Pour ces commerçants, la logique est simple : il faut multiplier les flux. Un client venu retirer un colis peut repartir avec un café ou un jeu à gratter. Florence Lartigue envisage même d’installer un distributeur automatique pour le café, afin de réduire ses charges salariales.

« Il faut évoluer avec la société, notre profession doit se réinventer », ajoute Serdar Kaya.

132 bars-tabacs ont fermé en 2025

Cette transformation est au cœur des consultations lancées par la Confédération en vue des prochaines négociations avec l’État, prévues en 2027. L’accord actuel prévoit 20 millions d’euros par an pour accompagner la profession, dont une part importante dédiée à la modernisation des points de vente. Environ 20 % des buralistes ont déjà franchi le pas.
Dans les négociations à venir, trois axes seront défendus : repenser la rémunération liée au tabac, développer davantage la distribution de produits de vapotage et renforcer la sécurité des établissements.

« Nous rencontrerons demain François Hollande, député de la Corrèze, pour discuter de notre volonté de continuer d’élargir notre activité économique », précise Frédéric Vergne, président des buralistes en Corrèze.

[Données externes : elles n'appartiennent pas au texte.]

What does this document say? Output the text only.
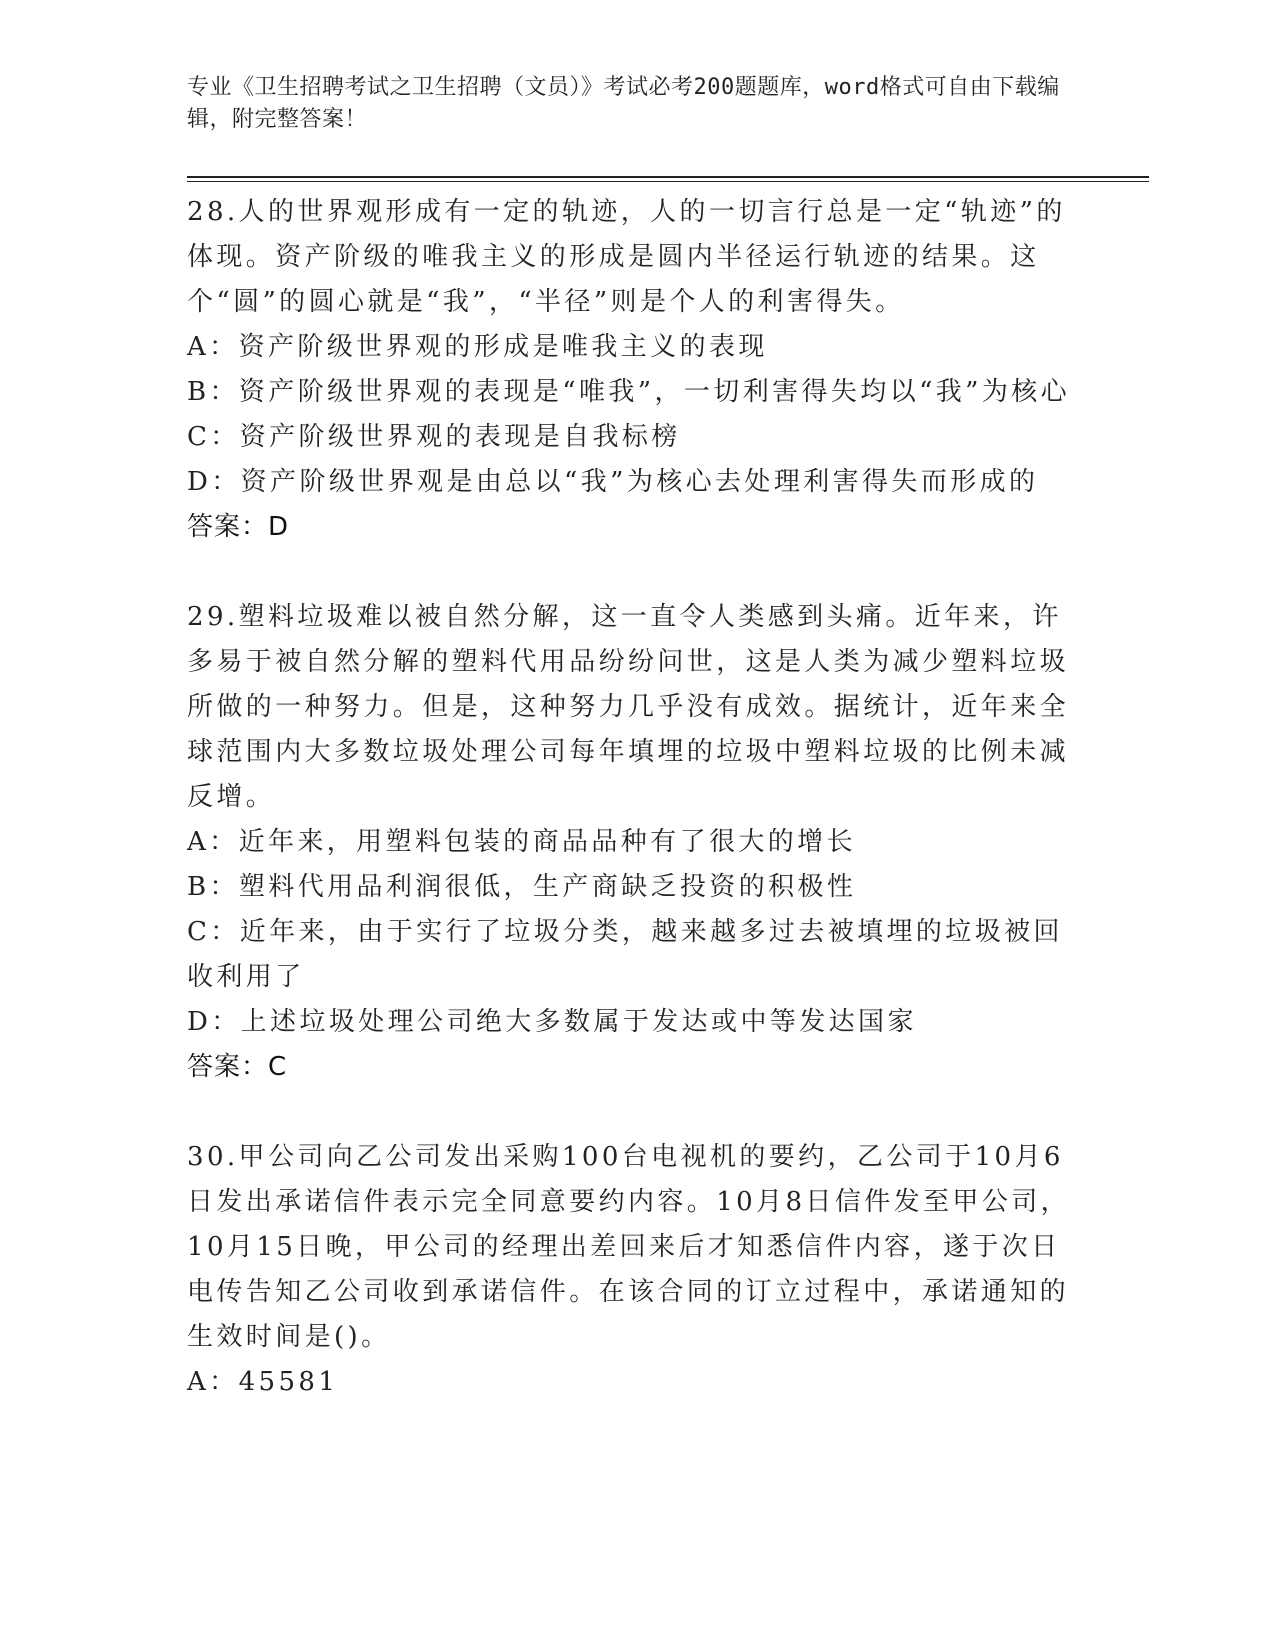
专业《卫生招聘考试之卫生招聘（文员）》考试必考200题题库，word格式可自由下载编辑，附完整答案！

28.人的世界观形成有一定的轨迹，人的一切言行总是一定“轨迹”的体现。资产阶级的唯我主义的形成是圆内半径运行轨迹的结果。这个“圆”的圆心就是“我”，“半径”则是个人的利害得失。

A：资产阶级世界观的形成是唯我主义的表现

B：资产阶级世界观的表现是“唯我”，一切利害得失均以“我”为核心

C：资产阶级世界观的表现是自我标榜

D：资产阶级世界观是由总以“我”为核心去处理利害得失而形成的

答案：D

29.塑料垃圾难以被自然分解，这一直令人类感到头痛。近年来，许多易于被自然分解的塑料代用品纷纷问世，这是人类为减少塑料垃圾所做的一种努力。但是，这种努力几乎没有成效。据统计，近年来全球范围内大多数垃圾处理公司每年填埋的垃圾中塑料垃圾的比例未减反增。

A：近年来，用塑料包装的商品品种有了很大的增长

B：塑料代用品利润很低，生产商缺乏投资的积极性

C：近年来，由于实行了垃圾分类，越来越多过去被填埋的垃圾被回收利用了

D：上述垃圾处理公司绝大多数属于发达或中等发达国家

答案：C

30.甲公司向乙公司发出采购100台电视机的要约，乙公司于10月6日发出承诺信件表示完全同意要约内容。10月8日信件发至甲公司，10月15日晚，甲公司的经理出差回来后才知悉信件内容，遂于次日电传告知乙公司收到承诺信件。在该合同的订立过程中，承诺通知的生效时间是()。

A：45581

Le terrain est sensible, les pouvoirs publics veulent réduire la consommation de nicotine, quand la profession cherche, elle, à sécuriser ses revenus.
Les buralistes défendent leur statut de vendeurs agréés, encadrés par des règles strictes, notamment concernant l’interdiction de vente aux mineurs. Si le métier n’est pas en tension, l’équilibre est délicat dans certains territoires. 132 bars-tabacs ont fermé en France en 2025.

Pour préserver leurs marges et maintenir leur existence en zone rurale, les tabacs misent désormais sur un modèle plus large, où la cigarette n’est plus l’unique moteur économique.